By enabling higher-fidelity rock characterization and scaling that capability to reservoir volumes, Ifeanyi’s research could unlock billions of dollars in savings and added value for U.S. subsurface energy projects. For example, the geothermal industry alone is forecast to be worth USD 9.81 billion in 2024, growing to USD 13.56 billion by 2030. Improvements in reducing uncertainty in CO₂ storage or geothermal forecasts by even a few percent would translate into hundreds of millions in avoided costs or increased returns across U.S. energy portfolios.

Pairing Artificial Intelligence with Domain Physics

While his research focuses on image super-resolution, the broader project of Ifeanyi’s work emphasizes “science-informed” machine learning—where data-driven models are guided by the physics of the system. At Penn State’s Department of Energy and Mineral Engineering, Ifeanyi has contributed to a U.S. Department of Energy (DOE) SMART Initiative project on science-informed AI for real-time subsurface decisions. Building on this foundation, his models embed physical constraints and geological priors into the learning process, reducing the risk of unrealistic predictions often seen in purely data-driven approaches. This makes the AI-generated images not only visually plausible but also physically consistent with flow dynamics and transport laws—a crucial step for integrating them into reservoir simulators or permeability upscaling workflows. “AI can fill in the details, but physics tells it what’s real,” Ifeanyi explains. “The goal isn’t just beautiful images—it’s trustworthy predictions that engineers can act on.”

Building Trust in AI for the Subsurface

Trust remains the defining barrier to AI adoption in critical infrastructure. In his scholarly presentation, Ifeanyi addresses this challenge through a three-pronged strategy:

1. Developing a custom super-resolution GAN architecture tailored to porous media analysis.

2. Designing evaluation metrics grounded in physical properties—porosity, coordination number, tortuosity—rather than purely visual similarity.

3. Linking outputs to flow properties, ensuring predictions honor the governing equations of fluid transport.

This combination of technical rigor and domain awareness mirrors a larger industry shift toward explainable and verifiable AI, especially in safety-critical applications like energy production and carbon management.

Well-Grounded Background

Before beginning his PhD, Ifeanyi earned a First-Class B.Tech. in Petroleum Engineering from Rivers State University, followed by an M.Sc. at the African University of Science and Technology (AUST), Abuja, where he graduated top of his class. His academic excellence paved the way to Penn State, where he now combines his passion for research with a commitment to teaching and mentorship.
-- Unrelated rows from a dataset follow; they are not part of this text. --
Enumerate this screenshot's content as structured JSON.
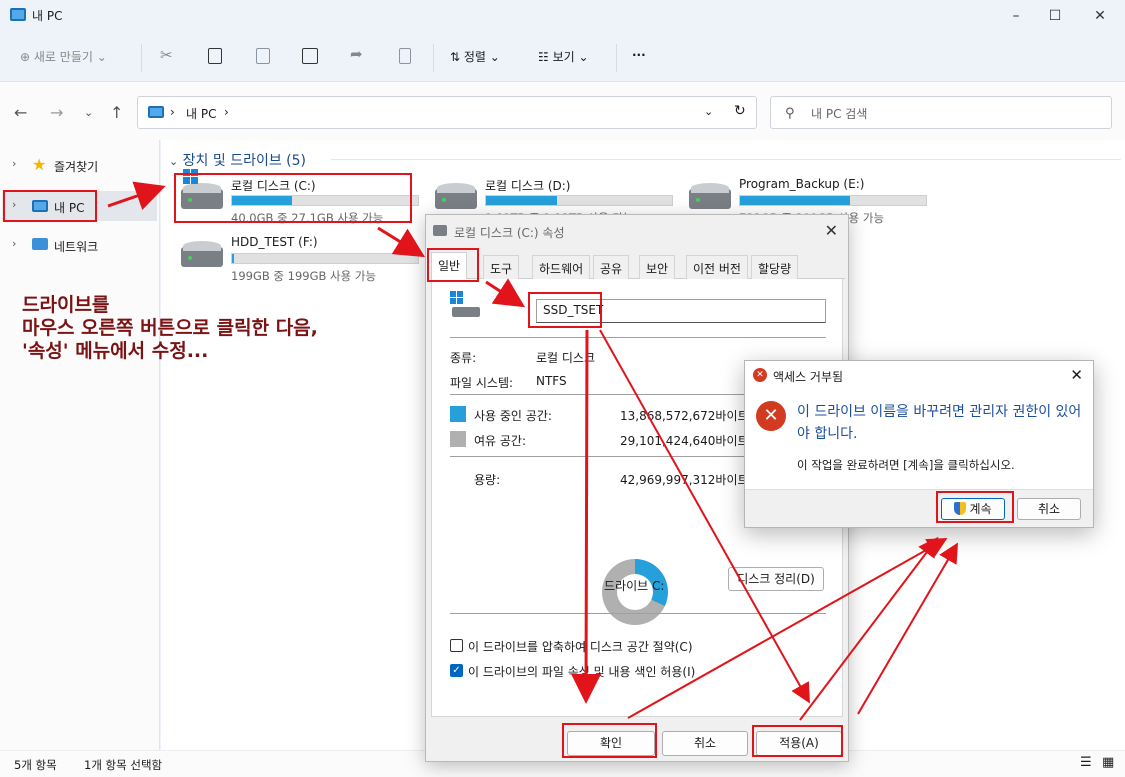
{
  "window": {
    "title": "내 PC"
  },
  "toolbar": {
    "new_label": "새로 만들기",
    "sort_label": "정렬",
    "view_label": "보기",
    "more_label": "···"
  },
  "nav": {
    "breadcrumb_root": "내 PC",
    "search_placeholder": "내 PC 검색"
  },
  "sidebar": {
    "items": [
      {
        "label": "즐겨찾기"
      },
      {
        "label": "내 PC"
      },
      {
        "label": "네트워크"
      }
    ]
  },
  "main": {
    "group_title": "장치 및 드라이브 (5)",
    "drives": [
      {
        "name": "로컬 디스크 (C:)",
        "free_text": "40.0GB 중 27.1GB 사용 가능",
        "used_fraction": 0.32
      },
      {
        "name": "로컬 디스크 (D:)",
        "free_text": "1.81TB 중 1.12TB 사용 가능",
        "used_fraction": 0.38
      },
      {
        "name": "Program_Backup (E:)",
        "free_text": "732GB 중 299GB 사용 가능",
        "used_fraction": 0.59
      },
      {
        "name": "HDD_TEST (F:)",
        "free_text": "199GB 중 199GB 사용 가능",
        "used_fraction": 0.01
      }
    ]
  },
  "status": {
    "item_count": "5개 항목",
    "selected": "1개 항목 선택함"
  },
  "annotation": {
    "text": "드라이브를\n마우스 오른쪽 버튼으로 클릭한 다음,\n'속성' 메뉴에서 수정..."
  },
  "properties": {
    "title": "로컬 디스크 (C:) 속성",
    "tabs": [
      "일반",
      "도구",
      "하드웨어",
      "공유",
      "보안",
      "이전 버전",
      "할당량"
    ],
    "drive_name": "SSD_TSET",
    "type_label": "종류:",
    "type_value": "로컬 디스크",
    "fs_label": "파일 시스템:",
    "fs_value": "NTFS",
    "used_label": "사용 중인 공간:",
    "used_value": "13,868,572,672바이트",
    "free_label": "여유 공간:",
    "free_value": "29,101,424,640바이트",
    "capacity_label": "용량:",
    "capacity_value": "42,969,997,312바이트",
    "used_fraction": 0.32,
    "drive_caption": "드라이브 C:",
    "cleanup_button": "디스크 정리(D)",
    "compress_label": "이 드라이브를 압축하여 디스크 공간 절약(C)",
    "compress_checked": false,
    "index_label": "이 드라이브의 파일 속성 및 내용 색인 허용(I)",
    "index_checked": true,
    "ok_button": "확인",
    "cancel_button": "취소",
    "apply_button": "적용(A)"
  },
  "access_denied": {
    "title": "액세스 거부됨",
    "message": "이 드라이브 이름을 바꾸려면 관리자 권한이 있어야 합니다.",
    "sub_message": "이 작업을 완료하려면 [계속]을 클릭하십시오.",
    "continue_button": "계속",
    "cancel_button": "취소"
  },
  "colors": {
    "used": "#26a0da",
    "free": "#b0b0b0",
    "annotation": "#e0141a",
    "accent": "#0067c0"
  }
}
As a Graduate Teaching Assistant, he has supported petroleum engineering courses and guided undergraduate projects, translating complex data-science methods into concepts students can grasp and apply. His earlier experiences supervising student research in Nigeria have shaped his philosophy of mentorship—one that balances technical depth with accessibility, encouraging young engineers to see AI not as a black box, but as a tool for creative problem-solving in real-world energy systems.
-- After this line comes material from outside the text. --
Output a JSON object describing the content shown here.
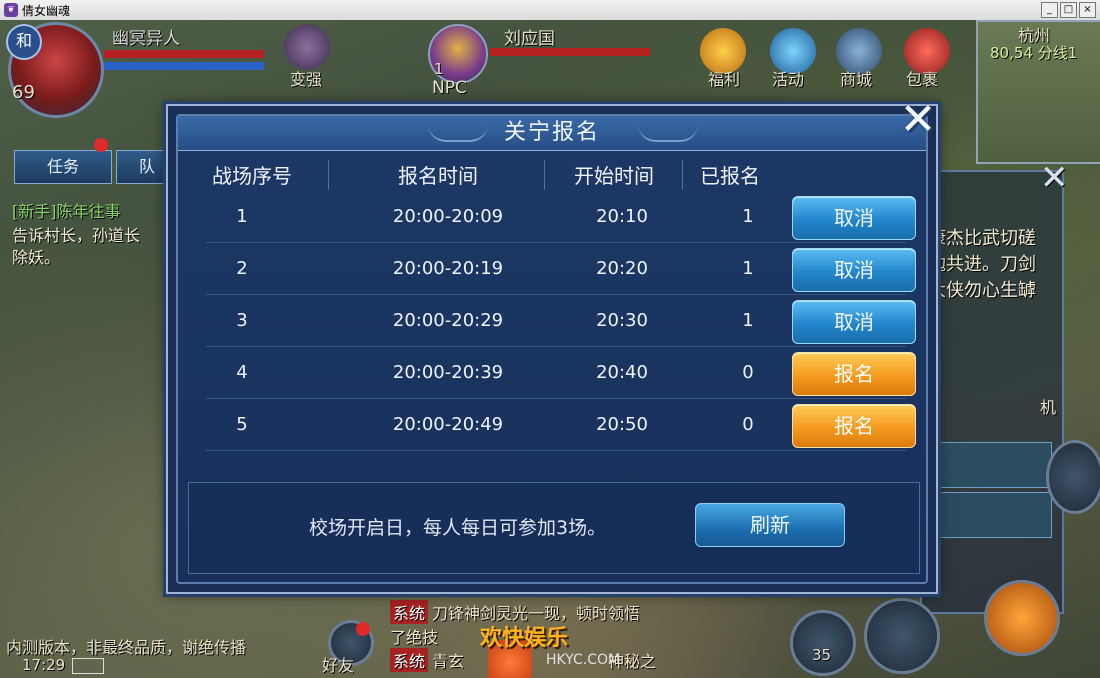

Ifeanyi’s work exemplifies the next frontier of subsurface science—one where AI and physics coexist, producing insights that are both data-rich and scientifically grounded. As energy transitions toward cleaner and more efficient systems, the ability to “see” beneath the surface with confidence will define the pace of innovation. “Every reservoir is a puzzle,” he reflects. “If AI can help us see the missing pieces, then we can make better choices—not just for energy, but for the planet.”